293.3
The Psycho-Social Lives of Diagnostic Algorithms

Friday, 20 July 2018: 11:00
Location: 714B (MTCC SOUTH BUILDING)
Oral Presentation
China MILLS, University of Sheffield, United Kingdom
Eva HILBERG, University of Sheffield, United Kingdom
Increasingly, digital technology is used to collect mental health data, to diagnose mental health problems, and as a route of mental health intervention and clinical management. This paper explores the relationship between the quantification and digitization of mental health in India, conceiving of both as ‘human technologies’ that fold into each other to construct mental health as amenable to technological intervention, and act as key drivers in global advocacy to make mental health count. This paper draws upon preliminary findings from fieldwork on the psychosocial life of diagnostic algorithms in India, highlighting the different dimensions of the conception, dissemination, use, and appropriations of diagnostic tools. By emphasizing the psychological impact of these medical tools, this approach does not only trace the ‘social lives’ of medical knowledges and conceptions, but also directs attention to effects on individual and collective notions of health and well-being, and imaginaries of ‘medicine’. The paper reflects on the different imaginaries of mental health and medicine enacted in the conception of these algorithms and in their use - the psycho-social lives of diagnostic algorithms.
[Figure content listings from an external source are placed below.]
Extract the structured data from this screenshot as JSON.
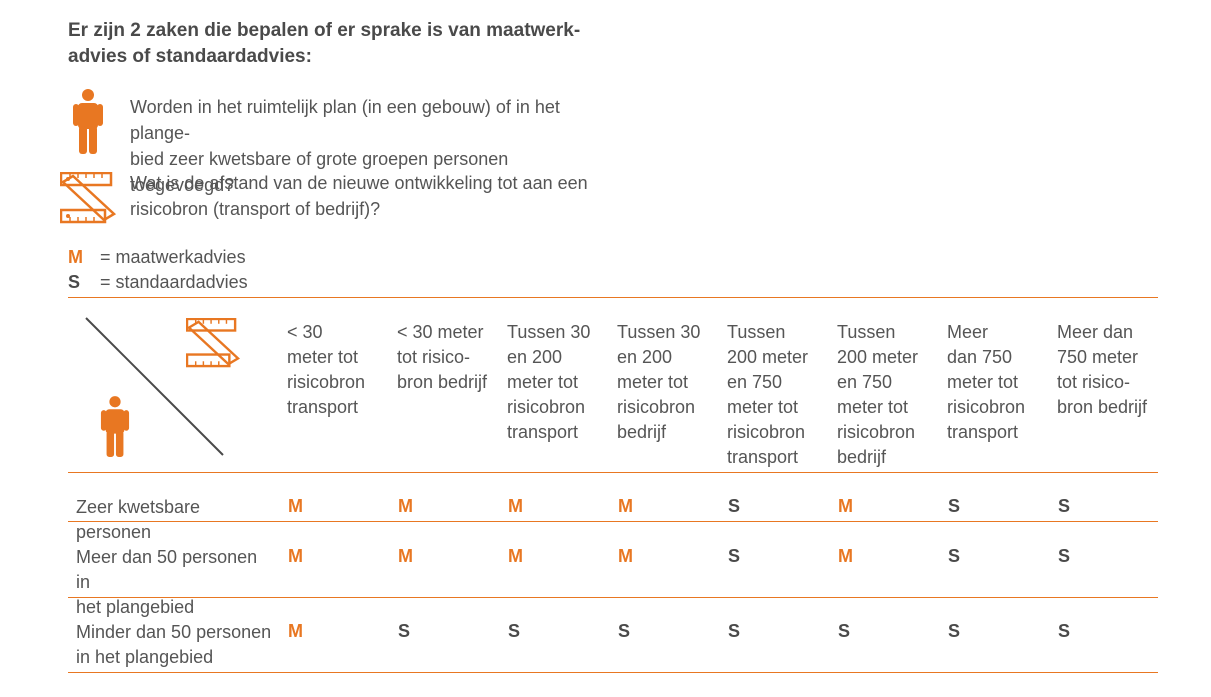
{
  "heading": "Er zijn 2 zaken die bepalen of er sprake is van maatwerk-advies of standaardadvies:",
  "heading_lines": [
    "Er zijn 2 zaken die bepalen of er sprake is van maatwerk-",
    "advies of standaardadvies:"
  ],
  "questions": [
    {
      "icon": "person-icon",
      "lines": [
        "Worden in het ruimtelijk plan (in een gebouw) of in het plange-",
        "bied zeer kwetsbare of grote groepen personen toegevoegd?"
      ]
    },
    {
      "icon": "folding-ruler-icon",
      "lines": [
        "Wat is de afstand van de nieuwe ontwikkeling tot aan een",
        "risicobron (transport of bedrijf)?"
      ]
    }
  ],
  "legend": [
    {
      "key": "M",
      "label": "= maatwerkadvies"
    },
    {
      "key": "S",
      "label": "= standaardadvies"
    }
  ],
  "table": {
    "columns": [
      [
        "< 30",
        "meter tot",
        "risicobron",
        "transport"
      ],
      [
        "< 30 meter",
        "tot risico-",
        "bron bedrijf"
      ],
      [
        "Tussen 30",
        "en 200",
        "meter tot",
        "risicobron",
        "transport"
      ],
      [
        "Tussen 30",
        "en 200",
        "meter tot",
        "risicobron",
        "bedrijf"
      ],
      [
        "Tussen",
        "200 meter",
        "en 750",
        "meter tot",
        "risicobron",
        "transport"
      ],
      [
        "Tussen",
        "200 meter",
        "en 750",
        "meter tot",
        "risicobron",
        "bedrijf"
      ],
      [
        "Meer",
        "dan 750",
        "meter tot",
        "risicobron",
        "transport"
      ],
      [
        "Meer dan",
        "750 meter",
        "tot risico-",
        "bron bedrijf"
      ]
    ],
    "rows": [
      {
        "label_lines": [
          "Zeer kwetsbare personen"
        ],
        "values": [
          "M",
          "M",
          "M",
          "M",
          "S",
          "M",
          "S",
          "S"
        ]
      },
      {
        "label_lines": [
          "Meer dan 50 personen in",
          "het plangebied"
        ],
        "values": [
          "M",
          "M",
          "M",
          "M",
          "S",
          "M",
          "S",
          "S"
        ]
      },
      {
        "label_lines": [
          "Minder dan 50 personen",
          "in het plangebied"
        ],
        "values": [
          "M",
          "S",
          "S",
          "S",
          "S",
          "S",
          "S",
          "S"
        ]
      }
    ]
  },
  "colors": {
    "accent": "#e87722",
    "text": "#4a4a4a"
  }
}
Here, a technological calculability and rationality of mental health encounters the vagaries of locally specific implementation efforts, and different notions of the medical encounter. This includes exploring potential preferences of pharmaceutical treatment over other treatment alternatives, and different notions of medical advice and public education around mental health. The paper seeks to overall address the question of how the supposed algorithmic rationalization of mental health diagnosis gets mediated in different practices and cultural contexts.